“A Smile on my Soul”

For many who work here at the Catholic Center at 1011 First Avenue and 56th Street to describe last week’s commute as a “challenge” would be an exercise in understatement. Every year at this time – because of the opening of the United Nations’ General Assembly – the area of the city were we work, known unofficially as “midtown east”, becomes a car-free zone for almost all but the important (or self-important) who are here in the city for the opening ceremonies; First Avenue transmogrifies into a corridor where the powerful, the famous and sometimes the infamous are ferried down past our building to the United Nations’ compound in Turtle Bay to the sound of blaring sirens and the honks of horns. All in all, to the native New Yorker – especially those who work in the general vicinity of the United Nations – the occasion is about as pleasant as root canal.

While I certainly share some of my fellow New Yorkers’ annoyance at this annual inconvenience, I have to admit that this year I feel just a little more tolerant of all the commotion caused by the visiting dignitaries; this is primarily because this year the United Nations dedicated its opening session to evaluating the world’s progress in meeting the Millennium Development Goals: 8 specific 15 year goals dedicated to alleviating the suffering of the poor – including reducing hunger and cutting poverty in half, reversing the spread of HIV/AIDS, tuberculosis and malaria, providing universal primary education to all and reducing by ½ the number of people without drinking water –  that the developed nations of the world agreed to pursue back at the start of the new millennium, and the gathering at the United Nations this year was the world’s 10 year on “report card” on meeting these goals.

As someone who tries in his professional life to encourage the living out of the principles of Catholic social teaching (including a preferential option for the poor and vulnerable), I can hardly imagine the global body undertaking more important work, but all the more so because I have just recently seen with my own two eyes how policy vehicles like the “Millennium Development Goals” can have a real impact on the lives of our brothers and sisters in the developing world. You see, last week I returned home from just about one of the most incredible journeys I have ever been on – a 10 day visit to Africa with Catholic Relief Services to observe the work that they and their partners do in the countries of Ethiopia and Tanzania. The trip was extraordinary – not just for the breathtaking physical beauty of both the African flora and fauna (although they are beautiful!) – but more importantly for the people we encountered there: the fact that we were traveling with CRS gave us unprecedented access to meet the men, women and children in the villages and centers where CRS and its local partners do their work.
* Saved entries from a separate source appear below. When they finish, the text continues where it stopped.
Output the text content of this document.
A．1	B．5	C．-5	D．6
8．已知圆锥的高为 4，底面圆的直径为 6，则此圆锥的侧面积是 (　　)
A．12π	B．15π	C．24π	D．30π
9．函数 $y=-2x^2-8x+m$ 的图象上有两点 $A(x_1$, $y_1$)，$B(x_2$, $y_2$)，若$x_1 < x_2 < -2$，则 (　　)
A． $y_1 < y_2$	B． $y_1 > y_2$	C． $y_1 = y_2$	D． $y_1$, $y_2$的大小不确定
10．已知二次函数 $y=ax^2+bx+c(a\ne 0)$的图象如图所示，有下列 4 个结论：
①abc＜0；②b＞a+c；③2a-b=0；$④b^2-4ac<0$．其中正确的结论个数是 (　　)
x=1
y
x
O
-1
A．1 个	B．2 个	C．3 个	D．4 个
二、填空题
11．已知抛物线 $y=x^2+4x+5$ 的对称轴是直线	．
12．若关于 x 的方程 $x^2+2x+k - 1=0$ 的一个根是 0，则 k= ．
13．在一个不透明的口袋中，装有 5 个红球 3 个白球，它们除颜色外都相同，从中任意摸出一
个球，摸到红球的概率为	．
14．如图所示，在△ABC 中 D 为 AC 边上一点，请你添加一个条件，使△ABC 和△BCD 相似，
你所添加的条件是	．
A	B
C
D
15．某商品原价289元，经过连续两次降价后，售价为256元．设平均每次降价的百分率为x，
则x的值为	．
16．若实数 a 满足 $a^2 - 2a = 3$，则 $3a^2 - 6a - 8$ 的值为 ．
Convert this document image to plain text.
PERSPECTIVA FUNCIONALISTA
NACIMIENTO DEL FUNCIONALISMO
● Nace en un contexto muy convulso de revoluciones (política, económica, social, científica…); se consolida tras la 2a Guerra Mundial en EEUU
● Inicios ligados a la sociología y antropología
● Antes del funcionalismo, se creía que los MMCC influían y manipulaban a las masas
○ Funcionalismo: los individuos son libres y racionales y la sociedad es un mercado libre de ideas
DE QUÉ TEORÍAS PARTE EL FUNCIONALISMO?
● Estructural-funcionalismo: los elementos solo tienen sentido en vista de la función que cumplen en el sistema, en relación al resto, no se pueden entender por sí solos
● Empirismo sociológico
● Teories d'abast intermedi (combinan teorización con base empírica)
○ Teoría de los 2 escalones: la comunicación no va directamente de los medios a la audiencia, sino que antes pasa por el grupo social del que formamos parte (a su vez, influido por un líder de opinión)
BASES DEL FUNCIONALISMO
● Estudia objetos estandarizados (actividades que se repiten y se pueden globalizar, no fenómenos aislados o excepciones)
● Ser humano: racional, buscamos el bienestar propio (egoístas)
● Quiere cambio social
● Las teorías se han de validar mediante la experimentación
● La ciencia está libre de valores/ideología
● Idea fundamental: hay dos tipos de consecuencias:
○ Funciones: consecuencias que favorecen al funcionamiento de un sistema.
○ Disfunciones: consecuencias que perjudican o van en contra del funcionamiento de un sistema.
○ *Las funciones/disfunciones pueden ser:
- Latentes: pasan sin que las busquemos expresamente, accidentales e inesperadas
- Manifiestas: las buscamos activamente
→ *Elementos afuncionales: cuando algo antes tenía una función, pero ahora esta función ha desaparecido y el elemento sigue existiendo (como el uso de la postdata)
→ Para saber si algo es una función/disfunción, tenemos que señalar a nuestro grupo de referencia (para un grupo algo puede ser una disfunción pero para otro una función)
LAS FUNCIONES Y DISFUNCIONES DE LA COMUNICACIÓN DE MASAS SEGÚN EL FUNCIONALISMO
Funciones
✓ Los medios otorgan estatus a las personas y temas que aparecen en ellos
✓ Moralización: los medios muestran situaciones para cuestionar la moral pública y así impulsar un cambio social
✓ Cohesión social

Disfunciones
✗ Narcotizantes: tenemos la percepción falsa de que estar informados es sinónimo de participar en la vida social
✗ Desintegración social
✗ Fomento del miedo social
Unlike the dignitaries that I mentioned earlier who hurry down avenues of power to their designated meetings, the roads that we traveled with CRS were pathways of solidarity – our destinations: embodiments of dignity whether we were visiting with Mother Teresa’s Missionaries of Charity at the homes for the destitute and dying that they run in Addis Ababa and Dire Dawa, Ethiopia, meeting with villagers at a Maasai Boma (encampment) in the Diocese of Same, Tanzania, or speaking with health care providers at an AIDS Relief Project in the Babati region of that same country.  What I witnessed in those places wasn’t just “a lot of talk” as those who assemble in that building in Turtle Bay down from our Offices are sometimes accused of; instead – though the hard work of CRS staff, their local partners and the people themselves – what I witnessed were the Millenniums Development Goals come to life, particularly in the provision of safe drinking water – overwhelmingly the most significant problem confronting the parts of Africa I visited and the thing that those we met requested the most – as well as assistance for those suffering from HIV/AIDS.

One of the things that was most striking about those that we met on our trip – indeed about almost all of the people that we encountered in our travels – was the overwhelming friendliness and welcoming spirit of the African people. Whether we were traveling in the big cities of Arusha or Addis Ababa, or the rural villages of Dire Dawa or Same – in both the countries of Ethiopia and Tanzania – as you traveled down the road and waved at those that you passed by, adults and children alike, invariably your gesture would be returned with a broad smile and hearty wave. It was for me one of the most striking images I took away from my trip, perhaps because I hail from a place where everyone basically walks very quickly and avoids eye contact at almost all costs. So deep was this impression of welcome on me that when our hosts at CRS asked us on our last day to sum up our impressions of Africa a picture of a group of beautiful smiling children waving heartily formed in my mind and remains with me still, putting not only a smile on my face but – more poignantly and indelibly – on my soul as well.